A entrega do Prémio Camões ao artista brasileiro está, porém, envolta em polémica, após o Presidente do Brasil, Jair Bolsonaro, ter dado a entender, na quarta-feira, que não tem intenções de assinar o diploma da condecoração.
O compositor e escritor brasileiro, no entanto, não se mostrou afectado pelas declarações de Bolsonaro, afirmando que uma eventual não assinatura do seu diploma pelo mandatário era para si "um segundo Prémio Camões”.
Na quinta-feira, o escritor moçambicano Mia Couto, Prémio Camões 2013, “saudou” a resposta de Chico Buarque, considerando-a “genial”, afirmando de seguida a sua intenção de contactar “colegas que foram Prémio Camões” para fazerem uma “declaração conjunta contra a imbecilidade desse tipo de atitude” de Jair Bolsonaro.

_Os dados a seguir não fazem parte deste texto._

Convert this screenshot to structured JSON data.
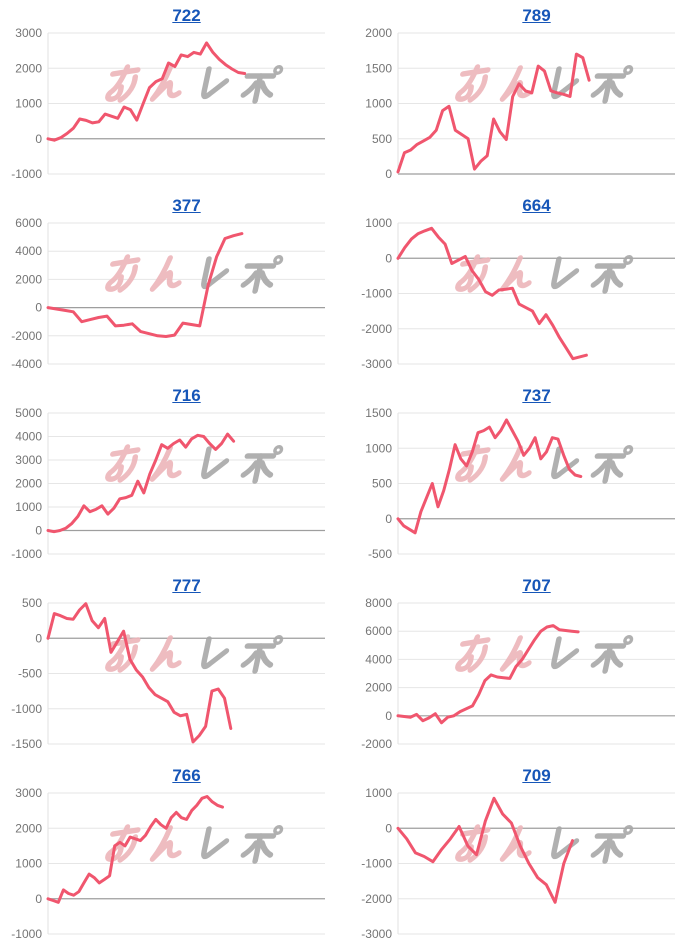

“Eu venho do Brasil e venho muito preocupado com essa subida de tom do lado autoritário da censura, a maneira como os livros estão a ser retirados das escolas, uma coisa completamente anti-ética. Não é só o Bolsonaro, estava ali um Brasil fabricado pela igrejas evangélicas, de que não dávamos conta”, disse Mia Couto à Lusa.
Chico Buarque é um apoiante do Partido dos Trabalhadores (PT), defensor do ex-Presidente brasileiro Luiz Inácio Lula da Silva e crítico do governo de Jair Bolsonaro.
O valor total do prémio é de 100 mil euros, divididos entre Brasil e Portugal. A parte que cabia ao governo brasileiro foi paga em Junho, e a assinatura do diploma é apenas uma formalidade, mas o documento poderá chegar às mãos do músico sem a assinatura do presidente do Brasil.
“A cerimónia de entrega do Prémio Camões a Chico Buarque realizar-se-á em Portugal, conforme ditam as regras, na data que for conveniente a quem entrega e a quem recebe o Prémio. Está em curso o processo para marcação da data”, disse fonte do Ministério da Cultura.